Look for projects that:

  • Have token rewards directly proportional to protocol fees
  • Have real users and trading volume leading to protocol revenue growth
  • Have a strong token appreciation mechanism
  • Have practical applications

This way, you won't hold onto farm tokens that continuously print money. Investing in liquidity mining tokens is good, provided you benefit continuously from the liquidity mining rewards released by the protocol, offsetting token declines.

Many naive investors buy DEX and similar tokens but fail to use these tokens for their intended purpose of generating income.

Since APY figures are often used to incentivize user liquidity injection, the most important lesson is "never chase high APY."

Don't buy tokens solely based on high APY. The main reason for investing in tokens is belief, and then you engage in liquidity mining.

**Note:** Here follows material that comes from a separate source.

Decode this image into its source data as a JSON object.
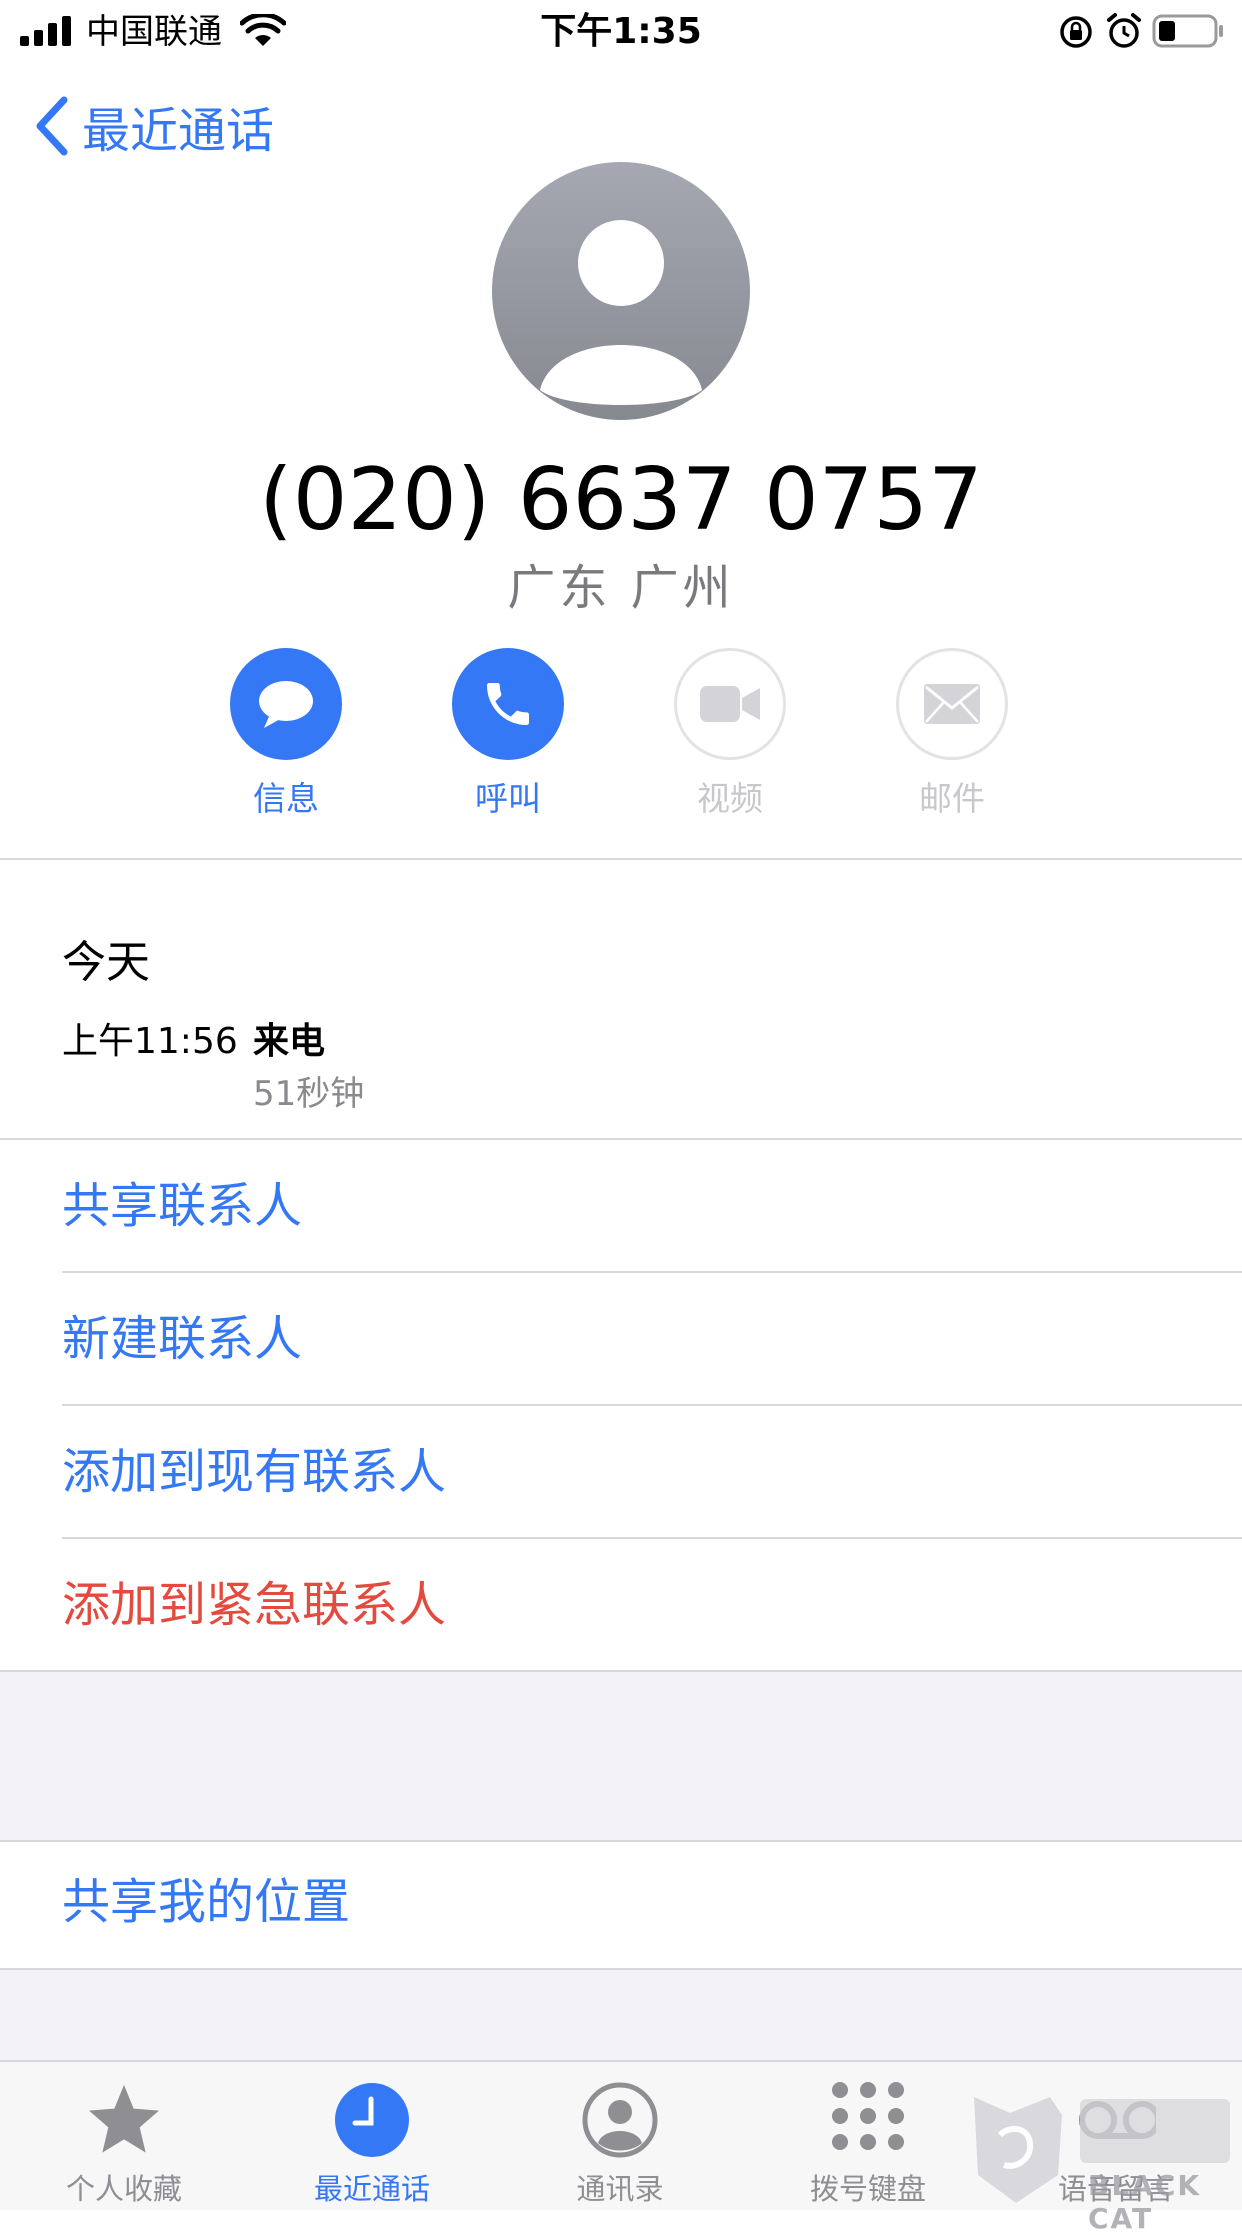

This mindset shift can alleviate many concerns.

5. Whale Behavior Contrary to the Market

Just like Warren Buffet's famous quote: "Be fearful when others are greedy and greedy when others are fearful."

Looking at both traditional and crypto markets, those who buy in extreme market fear tend to gain the upper hand over time. Whales hoard coins at market lows and take profits at highs. Their actions are:

  • Profit-taking in May 2021
  • Hoarding in September
  • Profit-taking in November
  • Currently hoarding

We can clearly illustrate this viewpoint through a chart of whale holdings:

What does this chart represent? Whale holdings are inversely proportional to price. Their actions are entirely opposite to those of retail participants. In simple terms:

  • Take profits during sharp rises - Greed
  • Buy during sharp falls - Fear
  • Repeat

Hopefully, these 5 tips can help you navigate the crypto market. Cryptocurrency trading is a tricky game, but if executed successfully, it can bring life-changing wealth.

If you want to be rich like a whale, it's time to act like one.